Long-Distance Infrasound

Most of Rusingoryx’s nasal passage ran through the dome, just above a very large set of sinuses, before it looped down from the top of the dome to enter the pharynx. Those enlarged sinuses would have made a perfect resonating chamber for amplifying very low-pitched sounds. The pitch was so low that the humans who hunted Rusingoryx during the late Pleistocene — 1.8 million to 11,700 years ago — probably couldn’t even hear their calls. The lower limit of human hearing is a frequency of about 20 Hz. Rusingoryx’s bony nasal dome could have produced calls from 248 Hz to 746 Hz, but since researchers don't have any information about the soft-tissue parts of its vocal tract, such as the pharynx, larynx, and trachea, they say that's a conservatively high estimate, and Rusingoryx's vocalizations could have been in the range of infrasound, well below the limits of human hearing. In the dry air of Kenya’s arid plains, such low-frequency sounds could travel over 6 miles. That would give an animal like Rusingoryx a real advantage in communicating with potential mates or warning competitors. Based on acoustic modelling, paleontologists think that lambeosaurines’ nasal domes amplified sound in about that same range of frequencies, which makes sense, because lambeosaurines grazed upon very similar landscapes in North America and Eurasia. O’Brien and her colleagues think low-pitched vocalizations enabled both the lambeosaurines and Rusingoryx to call out to each other at a distance without catching the attention of predators, although they aren’t yet certain. “What we know about infrasound is actually quite limited, from animals that are capable of producing infrasound to those that are capable of hearing it,” says O’Brien. “One predator that we do know can’t hear infrasound is humans, and it is quite possible that other predators aren’t capable of hearing low frequencies,”

A Surprising Discovery

When the first Rusingoryx skulls were discovered in 1983 on Rusinga Island in Kenya’s Lake Victoria, most of the animal’s facial bones were missing. At the time, paleontologists could see that its nasal bones were be angled slightly upward, leading them to surmise that they might be part of a structure resembling a nasal dome. The idea, however, was ultimately dismissed due to lack of evidence – until O’Brien and her colleagues found six complete Rusingoryx skulls at a Rusinga Island site called Bovid Hill, with intact nasal domes.

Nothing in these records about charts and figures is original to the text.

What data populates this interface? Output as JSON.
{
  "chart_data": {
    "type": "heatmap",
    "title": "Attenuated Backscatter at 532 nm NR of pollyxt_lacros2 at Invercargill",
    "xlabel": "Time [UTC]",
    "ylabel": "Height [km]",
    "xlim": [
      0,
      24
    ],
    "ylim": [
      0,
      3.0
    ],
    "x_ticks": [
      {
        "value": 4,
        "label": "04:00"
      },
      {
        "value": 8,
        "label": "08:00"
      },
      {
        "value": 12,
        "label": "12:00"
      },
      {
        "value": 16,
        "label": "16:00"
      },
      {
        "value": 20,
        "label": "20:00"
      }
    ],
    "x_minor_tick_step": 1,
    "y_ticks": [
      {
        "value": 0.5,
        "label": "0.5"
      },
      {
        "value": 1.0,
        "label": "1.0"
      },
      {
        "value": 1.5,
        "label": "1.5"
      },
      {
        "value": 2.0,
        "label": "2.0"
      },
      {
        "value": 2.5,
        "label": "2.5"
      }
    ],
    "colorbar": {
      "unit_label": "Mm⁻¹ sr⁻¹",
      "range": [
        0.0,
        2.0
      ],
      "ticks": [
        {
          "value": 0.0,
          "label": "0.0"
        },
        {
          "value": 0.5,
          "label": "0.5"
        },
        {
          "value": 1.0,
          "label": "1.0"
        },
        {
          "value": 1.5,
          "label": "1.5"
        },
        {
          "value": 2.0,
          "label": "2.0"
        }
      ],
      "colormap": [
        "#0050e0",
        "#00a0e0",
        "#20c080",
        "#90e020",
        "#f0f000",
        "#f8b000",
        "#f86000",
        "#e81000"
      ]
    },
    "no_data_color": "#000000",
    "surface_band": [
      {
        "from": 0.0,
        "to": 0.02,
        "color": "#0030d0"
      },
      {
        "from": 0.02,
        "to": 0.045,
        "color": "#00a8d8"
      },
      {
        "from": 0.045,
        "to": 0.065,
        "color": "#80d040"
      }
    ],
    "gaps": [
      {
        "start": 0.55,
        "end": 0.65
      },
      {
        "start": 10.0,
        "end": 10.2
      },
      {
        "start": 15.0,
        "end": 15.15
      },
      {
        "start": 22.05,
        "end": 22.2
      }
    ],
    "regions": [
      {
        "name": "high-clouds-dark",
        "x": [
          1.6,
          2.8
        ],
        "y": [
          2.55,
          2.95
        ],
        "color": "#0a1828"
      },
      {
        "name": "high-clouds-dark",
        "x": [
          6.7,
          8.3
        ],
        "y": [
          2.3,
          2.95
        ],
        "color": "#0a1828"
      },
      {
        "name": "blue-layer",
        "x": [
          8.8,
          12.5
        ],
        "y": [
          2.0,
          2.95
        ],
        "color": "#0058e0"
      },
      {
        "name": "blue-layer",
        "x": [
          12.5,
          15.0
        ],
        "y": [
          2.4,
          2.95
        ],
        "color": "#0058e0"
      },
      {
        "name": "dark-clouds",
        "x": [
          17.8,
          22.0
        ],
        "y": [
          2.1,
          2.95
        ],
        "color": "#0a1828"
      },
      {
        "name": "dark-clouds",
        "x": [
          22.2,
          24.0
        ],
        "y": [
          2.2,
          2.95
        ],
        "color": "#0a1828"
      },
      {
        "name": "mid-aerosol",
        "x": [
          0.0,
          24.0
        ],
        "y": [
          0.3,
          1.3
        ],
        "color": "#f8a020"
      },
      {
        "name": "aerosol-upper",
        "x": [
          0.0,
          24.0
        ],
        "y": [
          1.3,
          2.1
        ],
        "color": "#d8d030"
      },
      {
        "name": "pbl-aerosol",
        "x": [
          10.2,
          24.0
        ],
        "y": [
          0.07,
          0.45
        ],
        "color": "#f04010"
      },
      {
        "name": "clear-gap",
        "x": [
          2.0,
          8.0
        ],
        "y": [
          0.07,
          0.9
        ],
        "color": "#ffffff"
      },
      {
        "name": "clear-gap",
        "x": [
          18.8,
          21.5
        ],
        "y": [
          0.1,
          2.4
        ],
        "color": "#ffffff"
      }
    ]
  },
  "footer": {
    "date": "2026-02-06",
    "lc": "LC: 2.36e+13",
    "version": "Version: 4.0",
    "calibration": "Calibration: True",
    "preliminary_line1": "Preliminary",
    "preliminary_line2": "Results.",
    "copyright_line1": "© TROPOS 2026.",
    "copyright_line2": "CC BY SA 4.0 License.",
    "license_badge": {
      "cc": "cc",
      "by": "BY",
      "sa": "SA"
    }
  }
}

The paleontologists performed CT scans and acoustic modelling on the skulls to better understand how the nasal dome was formed and what purpose it served. They published their work in the journal Current Biology.

Rare Product of Evolution

Researchers want to know more about how the crest evolved, although they have a basic idea. In earlier relatives of Rusingoryx, called Megalotragus, paleontologists say the nasal passage gradually shifted upward, and then the facial bones began to lift and elongate to form the dome. “Specialized cheek teeth may have set the process in motion; this is something we’re hoping to look into further. The molars in the cheek (upper jaw) and lower jaw are proportionally very tall in Rusingoryx. This may have instigated some of the changes that we see in the cheek (maxillary) region,” says O’Brien. Lambeosaurines followed a very similar evolutionary path to form nasal domes. In two unrelated species, it may seem surprising that the process and the result could be so similar, but O’Brien and her colleagues say that only a few sequences of evolutionary changes could have led to nasal domes. Making all those changes happen would have required a very similar set of circumstances, such as life in large grazing herds on open grasslands under constant threat from deadly predators. In other words, Cretaceous hadrosaurs and Pleistocene antelope had to have a lot in common after all.